My love of gourds and growing gourds goes back a lot of years and really, you need a lot of years to get better and more educated about growing something in your outdoor gardens. The process is slow and usually if you make a mistake and learn something, you have to wait until next year to correct the problem. Benefits from growing plants include: growing for beauty, for producing food to eat, for attracting nature and for the gourds I like to try............for harvesting a useful product. All are great benefits! I grew birdhouse gourds and luffa gourds, and as I said with varying degrees of success.
The above picture shows my gourds hanging to dry before the really cold weather and I would take them inside to finish. Drying is always tricky, laying down they have to be turned to avoid rot and I thought I had a great idea to hang them with a small wire going through the base of the stem. Well, the stem is the lifeline of the gourd and the hole with the wire let in disease and they all rotted. Once again......next year............I'll be better. The next 2 years after that I was plagued with a fungus that destroyed 30....50....all the possible gourds that developed. Also, I have had the least luck with the luffa gourds. They need a long growing season and I haven't won that battle yet. So, this year I am moving the planting area, though I don't know where yet.............I'll let you know how things go.

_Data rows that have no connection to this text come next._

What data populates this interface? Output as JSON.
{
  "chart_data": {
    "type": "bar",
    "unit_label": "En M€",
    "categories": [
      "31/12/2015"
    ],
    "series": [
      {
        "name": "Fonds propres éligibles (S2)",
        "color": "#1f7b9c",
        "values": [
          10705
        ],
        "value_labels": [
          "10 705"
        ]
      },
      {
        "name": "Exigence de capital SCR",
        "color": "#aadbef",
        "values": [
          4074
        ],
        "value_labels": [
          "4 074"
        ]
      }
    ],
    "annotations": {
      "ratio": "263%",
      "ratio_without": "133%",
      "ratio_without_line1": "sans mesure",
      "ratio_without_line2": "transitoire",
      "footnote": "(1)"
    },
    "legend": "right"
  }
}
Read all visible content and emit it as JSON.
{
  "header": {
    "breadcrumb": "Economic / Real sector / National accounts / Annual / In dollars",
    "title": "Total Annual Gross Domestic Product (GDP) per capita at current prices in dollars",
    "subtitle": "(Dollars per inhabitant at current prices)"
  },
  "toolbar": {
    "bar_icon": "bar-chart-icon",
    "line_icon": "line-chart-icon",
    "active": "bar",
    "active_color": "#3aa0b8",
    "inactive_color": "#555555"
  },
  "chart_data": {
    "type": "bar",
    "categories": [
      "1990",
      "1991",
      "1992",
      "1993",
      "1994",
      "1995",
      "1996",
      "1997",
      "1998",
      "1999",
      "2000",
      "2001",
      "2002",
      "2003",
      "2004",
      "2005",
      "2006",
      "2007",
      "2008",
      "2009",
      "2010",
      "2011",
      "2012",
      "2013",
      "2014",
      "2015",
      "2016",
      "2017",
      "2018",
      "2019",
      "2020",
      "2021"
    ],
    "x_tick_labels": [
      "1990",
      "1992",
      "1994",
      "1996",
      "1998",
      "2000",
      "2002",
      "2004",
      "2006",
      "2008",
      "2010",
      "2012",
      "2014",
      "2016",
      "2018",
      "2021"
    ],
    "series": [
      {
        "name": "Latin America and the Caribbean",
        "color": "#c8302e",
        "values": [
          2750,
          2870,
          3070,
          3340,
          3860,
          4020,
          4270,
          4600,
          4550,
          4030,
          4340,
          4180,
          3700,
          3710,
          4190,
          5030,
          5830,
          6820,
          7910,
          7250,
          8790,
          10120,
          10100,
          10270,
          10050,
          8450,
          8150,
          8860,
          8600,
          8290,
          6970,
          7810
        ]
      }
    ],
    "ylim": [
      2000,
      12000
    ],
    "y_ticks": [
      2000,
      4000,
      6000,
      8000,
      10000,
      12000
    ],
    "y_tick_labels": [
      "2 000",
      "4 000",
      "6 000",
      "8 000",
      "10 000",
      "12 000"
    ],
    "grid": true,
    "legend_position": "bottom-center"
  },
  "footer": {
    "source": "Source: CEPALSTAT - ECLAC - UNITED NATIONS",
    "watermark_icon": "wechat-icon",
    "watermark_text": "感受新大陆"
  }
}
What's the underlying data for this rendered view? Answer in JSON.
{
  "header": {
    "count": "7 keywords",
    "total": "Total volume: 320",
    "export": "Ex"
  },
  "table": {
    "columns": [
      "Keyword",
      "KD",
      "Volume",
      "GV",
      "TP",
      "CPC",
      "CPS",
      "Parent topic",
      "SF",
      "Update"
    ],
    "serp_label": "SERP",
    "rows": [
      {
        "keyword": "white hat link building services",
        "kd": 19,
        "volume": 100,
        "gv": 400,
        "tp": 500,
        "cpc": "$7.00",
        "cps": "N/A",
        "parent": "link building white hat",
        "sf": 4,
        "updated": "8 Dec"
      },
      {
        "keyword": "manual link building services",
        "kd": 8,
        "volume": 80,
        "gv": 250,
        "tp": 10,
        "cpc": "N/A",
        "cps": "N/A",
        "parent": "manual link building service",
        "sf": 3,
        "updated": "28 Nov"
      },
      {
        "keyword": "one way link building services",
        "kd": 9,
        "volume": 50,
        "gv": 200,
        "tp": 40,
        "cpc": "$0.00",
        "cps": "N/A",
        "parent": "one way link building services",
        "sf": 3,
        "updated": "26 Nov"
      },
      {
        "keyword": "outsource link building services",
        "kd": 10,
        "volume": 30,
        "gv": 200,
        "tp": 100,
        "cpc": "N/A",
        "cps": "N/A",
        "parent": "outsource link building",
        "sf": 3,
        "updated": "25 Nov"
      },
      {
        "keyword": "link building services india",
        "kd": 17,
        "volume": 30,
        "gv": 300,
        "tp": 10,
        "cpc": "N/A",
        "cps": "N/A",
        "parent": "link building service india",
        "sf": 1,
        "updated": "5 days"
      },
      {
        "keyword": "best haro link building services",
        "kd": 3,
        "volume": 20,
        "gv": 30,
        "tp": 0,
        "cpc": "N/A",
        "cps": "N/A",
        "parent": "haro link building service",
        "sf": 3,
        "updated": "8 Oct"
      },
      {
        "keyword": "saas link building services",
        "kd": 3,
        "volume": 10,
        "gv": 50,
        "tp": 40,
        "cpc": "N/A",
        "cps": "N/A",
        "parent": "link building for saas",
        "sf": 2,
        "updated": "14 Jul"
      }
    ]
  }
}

For the last 2 holiday seasons I have made gourd arrangements. I have seen so much done with gourds in recent years, some beautifully and intricately finished, I decided to decorate them for the holidays and in the beginning I used gourds I grew and dried myself. However, the past few years a fungus plagued my plants and I tried battling it, but should have remembered crop rotation and the reason for it, and planted elsewhere. As abundant as the plants were, all leaves, little gourds and stems rotted and died. I found a place to order them, though, and the gourds were so great and thick, the above arr. is one of them. This natural one below is one of mine with just a poly finish.
I try to attach the decorations to the ribbon that goes around the gourd. That way, after the holidays, it can be used outside if someone wants to.
The decorations on the gourds are weatherproof and I sold a gourd arr. and said that it can go outside. I like to actually try something myself when I sell it and I put a leftover gourd arr. outside. The green paint did flake off. Sorry, I if mislead anyone, but I am sanding the gourd down to put out as a birdhouse. I would be happy to sand one down if there was a problem for anyone.